Совершенно непонятно, зачем было целовать Осоргина. А теперь, когда я прочитал осоргинский абзац, гадливость только усилилась: Осоргина абсолютно не стоило целовать ни как его самого, ни за его роман, который назывался «Книга о концах» [3] , ни за его Наташу с кочевниками — никак его не следовало целовать. Осоргина можно было поцеловать только в одном случае: как текст, просто как анонимный текст, — но для этого не нужно было знать, что это именно Осоргин, потому что, узнав, что это Осоргин, я понял, что поцеловал именно Осоргина, а не Итало Звево, не Бруно Шульца или Газданова, и тем самым выказал ему предпочтение перед другими, хотя Осоргин ничуть не лучше, а — прочитав, я могу утверждать — похуже многих других, более достойных моего поцелуя. Это как в ночном кошмаре: целуешь с умилением маленького мальчика, потому что он такой маленький, чистенький и голенький, а смотришь — на его месте потный, неопрятный дядька с усами, и говорит: «Чего это вы лезете ко мне со своими поцелуями?». И получается, что я сам виноват: что это не Осоргин вскочил ко мне в руки, а я чуть ли не выискал его среди книг, чтобы поцеловать нарочно. Не подобрать слов, как все это гадко вышло с поцелуем. Хоть отплевывайся.
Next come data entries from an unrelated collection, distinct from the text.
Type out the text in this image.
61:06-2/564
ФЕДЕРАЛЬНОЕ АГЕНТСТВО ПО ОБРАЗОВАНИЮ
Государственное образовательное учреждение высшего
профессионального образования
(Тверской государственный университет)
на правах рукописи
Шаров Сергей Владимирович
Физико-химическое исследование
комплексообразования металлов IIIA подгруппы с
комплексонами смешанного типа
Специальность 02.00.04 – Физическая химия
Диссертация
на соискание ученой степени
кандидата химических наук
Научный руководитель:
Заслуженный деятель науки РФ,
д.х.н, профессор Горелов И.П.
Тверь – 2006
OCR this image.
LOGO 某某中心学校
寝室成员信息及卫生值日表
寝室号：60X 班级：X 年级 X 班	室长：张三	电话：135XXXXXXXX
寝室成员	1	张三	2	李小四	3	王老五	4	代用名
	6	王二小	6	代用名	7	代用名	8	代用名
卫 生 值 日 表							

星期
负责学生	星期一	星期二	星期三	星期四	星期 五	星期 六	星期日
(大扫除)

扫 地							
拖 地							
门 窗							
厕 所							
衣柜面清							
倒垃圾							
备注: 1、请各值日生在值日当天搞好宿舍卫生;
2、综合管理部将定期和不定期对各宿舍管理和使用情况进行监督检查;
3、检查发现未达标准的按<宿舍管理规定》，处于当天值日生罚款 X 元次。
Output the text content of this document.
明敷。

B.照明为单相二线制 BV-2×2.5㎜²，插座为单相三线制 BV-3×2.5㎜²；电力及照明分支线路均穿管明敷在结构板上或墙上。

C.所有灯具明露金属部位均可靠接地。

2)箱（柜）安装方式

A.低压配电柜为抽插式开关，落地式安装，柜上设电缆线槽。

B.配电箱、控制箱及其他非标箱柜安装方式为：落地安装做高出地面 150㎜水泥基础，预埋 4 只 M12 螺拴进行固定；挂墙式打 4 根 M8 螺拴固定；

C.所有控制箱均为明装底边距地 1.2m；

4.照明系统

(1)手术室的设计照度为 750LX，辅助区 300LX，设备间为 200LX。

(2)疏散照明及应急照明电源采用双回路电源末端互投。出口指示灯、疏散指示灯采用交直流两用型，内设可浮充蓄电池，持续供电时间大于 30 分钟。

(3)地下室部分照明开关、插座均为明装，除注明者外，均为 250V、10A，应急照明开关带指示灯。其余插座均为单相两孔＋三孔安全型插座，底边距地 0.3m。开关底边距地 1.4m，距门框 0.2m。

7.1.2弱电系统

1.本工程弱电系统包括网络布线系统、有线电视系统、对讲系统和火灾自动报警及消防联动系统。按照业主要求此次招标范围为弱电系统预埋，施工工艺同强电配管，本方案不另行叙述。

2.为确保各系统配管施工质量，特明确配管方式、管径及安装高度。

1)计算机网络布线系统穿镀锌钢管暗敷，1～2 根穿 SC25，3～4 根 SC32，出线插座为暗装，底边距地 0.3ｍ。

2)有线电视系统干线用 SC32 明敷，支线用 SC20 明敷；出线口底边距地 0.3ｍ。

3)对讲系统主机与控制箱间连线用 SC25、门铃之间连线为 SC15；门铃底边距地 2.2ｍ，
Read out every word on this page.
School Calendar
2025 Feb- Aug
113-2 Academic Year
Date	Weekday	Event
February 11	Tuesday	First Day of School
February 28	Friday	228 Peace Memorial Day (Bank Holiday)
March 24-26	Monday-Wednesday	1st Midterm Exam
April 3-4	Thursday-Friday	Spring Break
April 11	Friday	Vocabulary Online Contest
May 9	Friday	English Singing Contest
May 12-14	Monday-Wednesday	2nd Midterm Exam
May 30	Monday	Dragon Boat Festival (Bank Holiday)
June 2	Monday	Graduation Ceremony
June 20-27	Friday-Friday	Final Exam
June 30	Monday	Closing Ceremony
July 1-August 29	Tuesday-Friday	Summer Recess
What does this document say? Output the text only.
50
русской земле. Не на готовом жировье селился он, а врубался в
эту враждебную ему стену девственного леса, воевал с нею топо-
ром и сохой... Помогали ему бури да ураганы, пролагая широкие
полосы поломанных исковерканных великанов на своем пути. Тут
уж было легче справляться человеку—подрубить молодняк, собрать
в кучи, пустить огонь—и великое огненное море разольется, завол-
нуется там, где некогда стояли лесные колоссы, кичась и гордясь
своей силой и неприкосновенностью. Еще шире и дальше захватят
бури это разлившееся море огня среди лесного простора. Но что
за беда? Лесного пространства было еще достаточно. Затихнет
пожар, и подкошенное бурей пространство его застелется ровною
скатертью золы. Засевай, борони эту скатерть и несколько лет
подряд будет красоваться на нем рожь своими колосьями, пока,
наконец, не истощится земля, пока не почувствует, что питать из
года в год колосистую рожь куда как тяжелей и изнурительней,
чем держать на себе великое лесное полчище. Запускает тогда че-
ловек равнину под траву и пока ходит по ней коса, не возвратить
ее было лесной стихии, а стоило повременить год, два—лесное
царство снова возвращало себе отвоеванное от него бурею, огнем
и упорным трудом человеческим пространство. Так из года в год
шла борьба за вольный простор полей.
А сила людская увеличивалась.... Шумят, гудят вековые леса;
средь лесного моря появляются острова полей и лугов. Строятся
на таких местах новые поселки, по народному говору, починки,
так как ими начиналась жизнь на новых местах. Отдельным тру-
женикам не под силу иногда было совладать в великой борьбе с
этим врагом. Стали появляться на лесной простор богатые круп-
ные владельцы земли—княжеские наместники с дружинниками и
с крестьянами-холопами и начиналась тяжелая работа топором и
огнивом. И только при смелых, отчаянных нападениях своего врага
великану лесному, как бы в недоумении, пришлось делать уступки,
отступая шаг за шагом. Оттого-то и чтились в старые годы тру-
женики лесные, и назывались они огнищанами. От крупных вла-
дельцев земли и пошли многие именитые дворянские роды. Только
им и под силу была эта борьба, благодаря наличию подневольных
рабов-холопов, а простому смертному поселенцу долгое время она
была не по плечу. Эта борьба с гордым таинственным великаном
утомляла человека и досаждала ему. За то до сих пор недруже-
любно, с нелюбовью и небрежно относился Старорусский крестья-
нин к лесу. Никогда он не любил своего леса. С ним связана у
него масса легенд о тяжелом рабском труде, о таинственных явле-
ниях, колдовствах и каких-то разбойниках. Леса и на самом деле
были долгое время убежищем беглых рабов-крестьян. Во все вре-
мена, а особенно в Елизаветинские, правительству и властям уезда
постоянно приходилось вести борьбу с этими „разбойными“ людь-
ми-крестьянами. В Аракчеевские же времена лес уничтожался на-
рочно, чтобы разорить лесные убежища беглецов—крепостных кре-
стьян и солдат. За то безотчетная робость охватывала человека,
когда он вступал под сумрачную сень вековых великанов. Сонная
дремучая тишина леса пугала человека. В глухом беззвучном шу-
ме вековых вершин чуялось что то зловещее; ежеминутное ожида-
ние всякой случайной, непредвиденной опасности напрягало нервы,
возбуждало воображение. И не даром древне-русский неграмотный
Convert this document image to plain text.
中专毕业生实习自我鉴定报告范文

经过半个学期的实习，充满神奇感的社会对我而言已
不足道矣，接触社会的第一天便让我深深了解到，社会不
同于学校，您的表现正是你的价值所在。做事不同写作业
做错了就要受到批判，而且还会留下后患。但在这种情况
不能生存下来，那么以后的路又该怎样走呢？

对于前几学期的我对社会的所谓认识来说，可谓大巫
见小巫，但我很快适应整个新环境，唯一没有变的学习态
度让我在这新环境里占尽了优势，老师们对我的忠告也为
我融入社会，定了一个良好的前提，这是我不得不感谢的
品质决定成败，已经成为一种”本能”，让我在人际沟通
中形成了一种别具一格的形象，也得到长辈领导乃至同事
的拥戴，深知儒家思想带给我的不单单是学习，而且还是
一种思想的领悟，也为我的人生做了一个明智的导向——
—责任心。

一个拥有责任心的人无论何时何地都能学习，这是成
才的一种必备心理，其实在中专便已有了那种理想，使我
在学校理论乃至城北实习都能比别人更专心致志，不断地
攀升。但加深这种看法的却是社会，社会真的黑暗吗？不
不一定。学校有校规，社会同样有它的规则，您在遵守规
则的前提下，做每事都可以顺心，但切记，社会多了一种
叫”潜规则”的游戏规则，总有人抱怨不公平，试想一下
Что теперь с ним делать? Как избавиться от ощущения, что ты гонялся за Осоргиным, чтобы его поцеловать? Как теперь доказать Осоргину, что ты и целовать-то его не хотел, что целовал его просто так, от себя, а не его именно. Можно, конечно, в отместку не ставить его на полку, а поставить кого-то другого, нецелованного, но тогда снова получится, что я его выделяю среди других, выношу из перечня книг на полке, избираю поцелуем, как Иисус Иуду, и тем самым ставлю его вне остальных.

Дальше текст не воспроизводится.